Hi @durera, we are still blocked with this error, could someone help us?

durera commented 5 months ago

Discussing in Slack ...

whoiscnu commented 4 months ago

We implemented MAS on HCP with PrivateLink. See no issues during setup. We ensured before suite config, the public accessible routes were in place using LetsEncrypt Certs for MAS Core. There are intermittent errors wrt licensemediator pod while accessing MAS URL Administration option. Shall provide more details on that.

gabyval commented 4 months ago

FYI - slack thread https://ibm-ai-apps.slack.com/archives/CNDB5GZ3P/p1714684321087009

ralberrto commented 4 months ago

@whoiscnu I reattempted the installation on a clean cluster (refer to https://github.ibm.com/sit/cloudpak-storage-test/issues/1110#issuecomment-81431800)

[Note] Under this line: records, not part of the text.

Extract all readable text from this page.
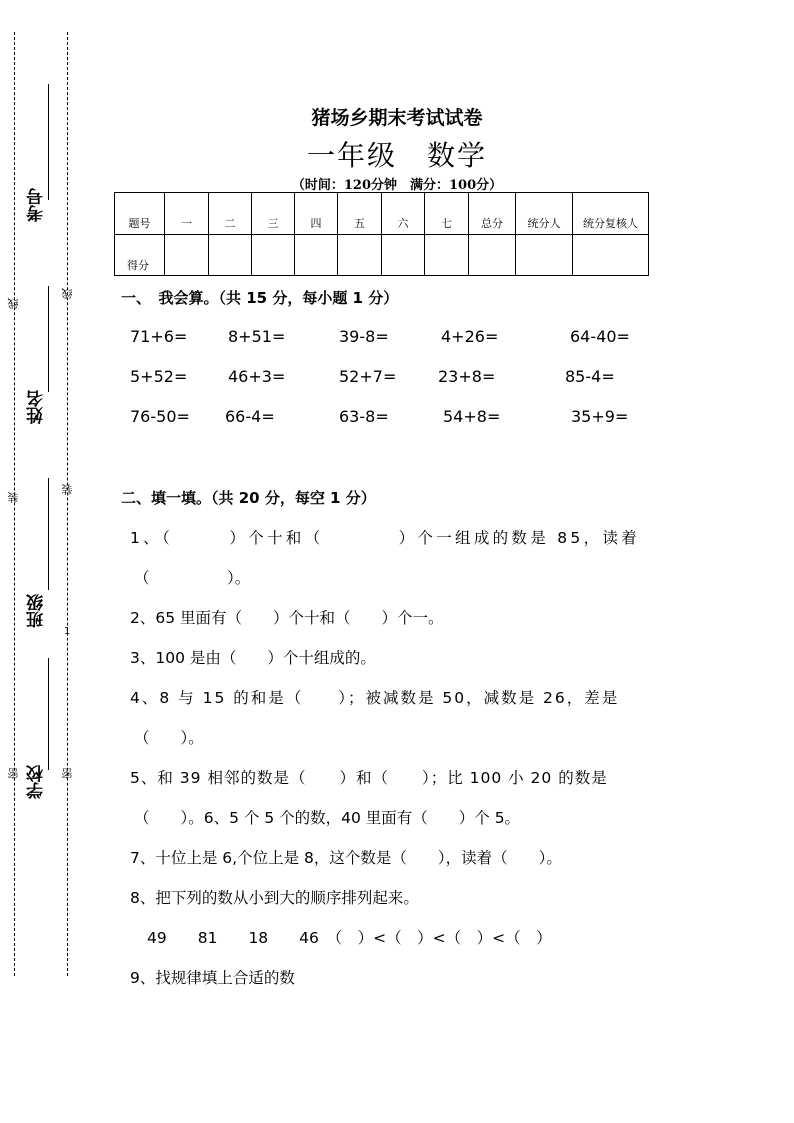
考号
姓名
班级
学校
线
线
装
装
密	密
1
猪场乡期末考试试卷
一年级　数学
（时间：120分钟　满分：100分）
题号	一	二	三	四	五	六	七	总分	统分人	统分复核人
得分										
一、　我会算。（共 15 分，每小题 1 分）
71+6=	8+51=	39-8=	4+26=	64-40=
5+52=	46+3=	52+7=	23+8=	85-4=
76-50= 66-4=	63-8=	54+8=	35+9=
二、填一填。（共 20 分，每空 1 分）
1、（　　　）个十和（　　　　）个一组成的数是 85，读着
（　　　　　）。
2、65 里面有（　　）个十和（　　）个一。
3、100 是由（　　）个十组成的。
4、8 与 15 的和是（　　）；被减数是 50，减数是 26，差是
（　　）。
5、和 39 相邻的数是（　　）和（　　）；比 100 小 20 的数是
（　　）。6、5 个 5 个的数，40 里面有（　　）个 5。
7、十位上是 6,个位上是 8，这个数是（　　），读着（　　）。
8、把下列的数从小到大的顺序排列起来。
49　　81　　18　　46　（　）<（　）<（　）<（　）
9、找规律填上合适的数
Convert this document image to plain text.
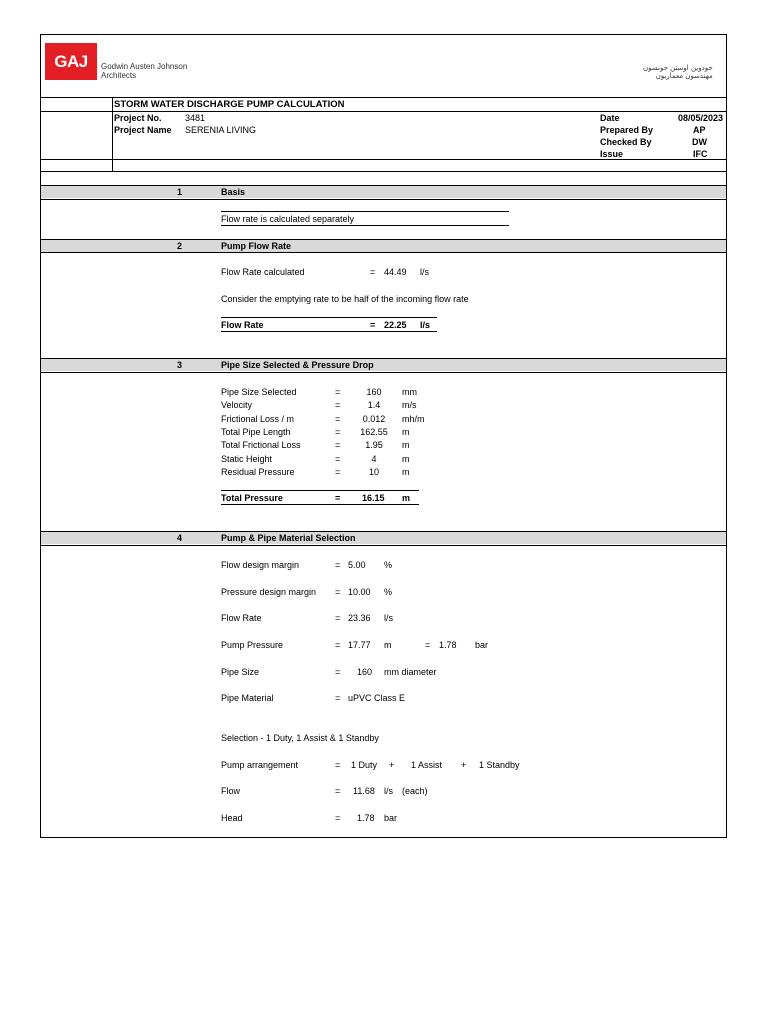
GAJ Godwin Austen Johnson
Architects
جودوين اوستن جونسون
مهندسون معماريون
STORM WATER DISCHARGE PUMP CALCULATION
Project No.	3481
Project Name SERENIA LIVING
Date	08/05/2023
Prepared By	AP
Checked By	DW
Issue	IFC
1	Basis
Flow rate is calculated separately
2	Pump Flow Rate
Flow Rate calculated	= 44.49 l/s
Consider the emptying rate to be half of the incoming flow rate
Flow Rate	= 22.25 l/s
3	Pipe Size Selected & Pressure Drop
Pipe Size Selected	=	160	mm
Velocity	=	1.4	m/s
Frictional Loss / m	=	0.012	mh/m
Total Pipe Length	=	162.55	m
Total Frictional Loss	=	1.95	m
Static Height	=	4	m
Residual Pressure	=	10	m
Total Pressure	= 16.15 m
4	Pump & Pipe Material Selection
Flow design margin	= 5.00 %
Pressure design margin = 10.00 %
Flow Rate	= 23.36 l/s
Pump Pressure	= 17.77 m	= 1.78 bar
Pipe Size	= 160 mm diameter
Pipe Material	= uPVC Class E
Selection - 1 Duty, 1 Assist & 1 Standby
Pump arrangement	= 1 Duty + 1 Assist + 1 Standby
Flow	= 11.68 l/s (each)
Head	= 1.78 bar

The installation failed at the same spot. "suite verify". I think the reason it failed is the secret arft-sls-cfg was never creaed and the pod arft-catalogmgr is failing to mount it...

FranciscoOchoa94 commented 3 months ago

Hello ive found this issue without using HCPs, the cluster is behind a firewall:

cluster: https://console-openshift-console.apps.qa-hcp-sixpack.apps.blazehub01.rtp.raleigh.ibm.com/dashboards

suite-verify step failed i found this message:

message: 'SLS client registration was unsuccessful: Unable to register SLS client for MAS: An unhandled error was returned from SLS: Unable to register SLS client newqa-c11578da: An unhandled error was returned from SLS: HTTPSConnectionPool(host=''sls.ibm-sls.ibm-sls.apps.qa-hcp-sixpack.apps.blazehub01.rtp.raleigh.ibm.com'', port=443): Max retries exceeded with url: /api/registrations (Caused by SSLError(SSLCertVerificationError(1, ''[SSL: CERTIFICATE_VERIFY_FAILED] certificate verify failed: self signed certificate in certificate chain (_ssl.c:1129)'')))'

faangbait commented 1 month ago

For what it's worth, we are successfully installing on HCP. Notably, we inject a ClusterIssuer resource named prod-route53-issuer in the cert-manager namespace (via hive syncset) and run with export MAS_CLUSTER_ISSUER=prod-route53-issuer

durera commented 1 month ago

Resolved this via e-mail & Slack, it was a mis-configuration in the install/environment; there's nothing specific to HCP preventing MAS installation on this flavour of AWS, we have successfully verified MAS install on HCP.